Phospholipid lipid transfer protein (PLTP) mimics high-density lipoprotein apolipoproteins in removing cholesterol and phospholipids from cells through the ATP-binding cassette transporter A1 (ABCA1). Because amphipathic alpha-helices are the structural determinants for ABCA1 interactions, we examined the ability of synthetic peptides corresponding to helices in PLTP to remove cellular cholesterol by the ABCA1 pathway. Of the seven helices tested, only one containing PLTP residues 144-163 (p144), located at the tip of the N-terminal barrel, promoted ABCA1-dependent cholesterol efflux and stabilized ABCA1 protein.
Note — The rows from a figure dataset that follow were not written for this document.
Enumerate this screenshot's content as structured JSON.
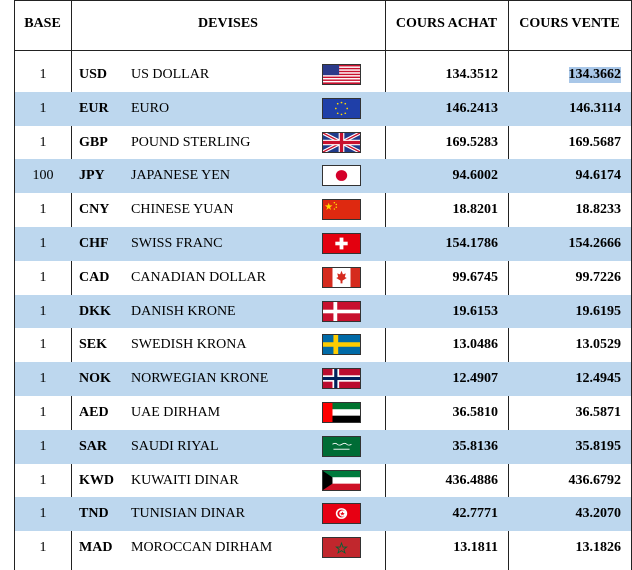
{
  "header": {
    "base": "BASE",
    "devises": "DEVISES",
    "achat": "COURS ACHAT",
    "vente": "COURS VENTE"
  },
  "rows": [
    {
      "base": "1",
      "code": "USD",
      "name": "US DOLLAR",
      "achat": "134.3512",
      "vente": "134.3662",
      "flag": "us-flag-icon"
    },
    {
      "base": "1",
      "code": "EUR",
      "name": "EURO",
      "achat": "146.2413",
      "vente": "146.3114",
      "flag": "eu-flag-icon"
    },
    {
      "base": "1",
      "code": "GBP",
      "name": "POUND STERLING",
      "achat": "169.5283",
      "vente": "169.5687",
      "flag": "uk-flag-icon"
    },
    {
      "base": "100",
      "code": "JPY",
      "name": "JAPANESE YEN",
      "achat": "94.6002",
      "vente": "94.6174",
      "flag": "japan-flag-icon"
    },
    {
      "base": "1",
      "code": "CNY",
      "name": "CHINESE YUAN",
      "achat": "18.8201",
      "vente": "18.8233",
      "flag": "china-flag-icon"
    },
    {
      "base": "1",
      "code": "CHF",
      "name": "SWISS FRANC",
      "achat": "154.1786",
      "vente": "154.2666",
      "flag": "swiss-flag-icon"
    },
    {
      "base": "1",
      "code": "CAD",
      "name": "CANADIAN DOLLAR",
      "achat": "99.6745",
      "vente": "99.7226",
      "flag": "canada-flag-icon"
    },
    {
      "base": "1",
      "code": "DKK",
      "name": "DANISH KRONE",
      "achat": "19.6153",
      "vente": "19.6195",
      "flag": "denmark-flag-icon"
    },
    {
      "base": "1",
      "code": "SEK",
      "name": "SWEDISH KRONA",
      "achat": "13.0486",
      "vente": "13.0529",
      "flag": "sweden-flag-icon"
    },
    {
      "base": "1",
      "code": "NOK",
      "name": "NORWEGIAN KRONE",
      "achat": "12.4907",
      "vente": "12.4945",
      "flag": "norway-flag-icon"
    },
    {
      "base": "1",
      "code": "AED",
      "name": "UAE DIRHAM",
      "achat": "36.5810",
      "vente": "36.5871",
      "flag": "uae-flag-icon"
    },
    {
      "base": "1",
      "code": "SAR",
      "name": "SAUDI RIYAL",
      "achat": "35.8136",
      "vente": "35.8195",
      "flag": "saudi-flag-icon"
    },
    {
      "base": "1",
      "code": "KWD",
      "name": "KUWAITI DINAR",
      "achat": "436.4886",
      "vente": "436.6792",
      "flag": "kuwait-flag-icon"
    },
    {
      "base": "1",
      "code": "TND",
      "name": "TUNISIAN DINAR",
      "achat": "42.7771",
      "vente": "43.2070",
      "flag": "tunisia-flag-icon"
    },
    {
      "base": "1",
      "code": "MAD",
      "name": "MOROCCAN DIRHAM",
      "achat": "13.1811",
      "vente": "13.1826",
      "flag": "morocco-flag-icon"
    }
  ],
  "colors": {
    "row_shade": "#bdd7ee",
    "selection": "#a9c7e8"
  }
}
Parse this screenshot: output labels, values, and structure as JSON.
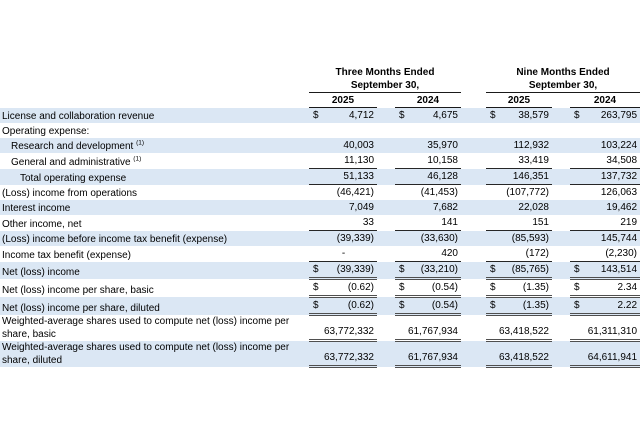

Mutating methionine 159 (Met-159) in this helix in PLTP to aspartate (M159D) or glutamate (M159E) nearly abolished the ability of PLTP to remove cellular cholesterol and dramatically reduced PLTP binding to phospholipid vesicles and its phospholipid transfer activity. These mutations impaired PLTP binding to ABCA1-generated lipid domains and PLTP-mediated stabilization of ABCA1 but increased PLTP binding to ABCA1. PLTP interactions with ABCA1 also mimicked apolipoproteins in activating Janus kinase 2; however, the M159D/E mutants were also able to activate this kinase. Structural analyses showed that the M159D/E mutations had only minor effects on PLTP conformation. These findings indicate that PLTP helix 144-163 is critical for removing lipid domains formed by ABCA1, stabilizing ABCA1 protein, interacting with phospholipids, and promoting phospholipid transfer. Direct interactions with ABCA1 and activation of signaling pathways likely involve other structural determinants of PLTP.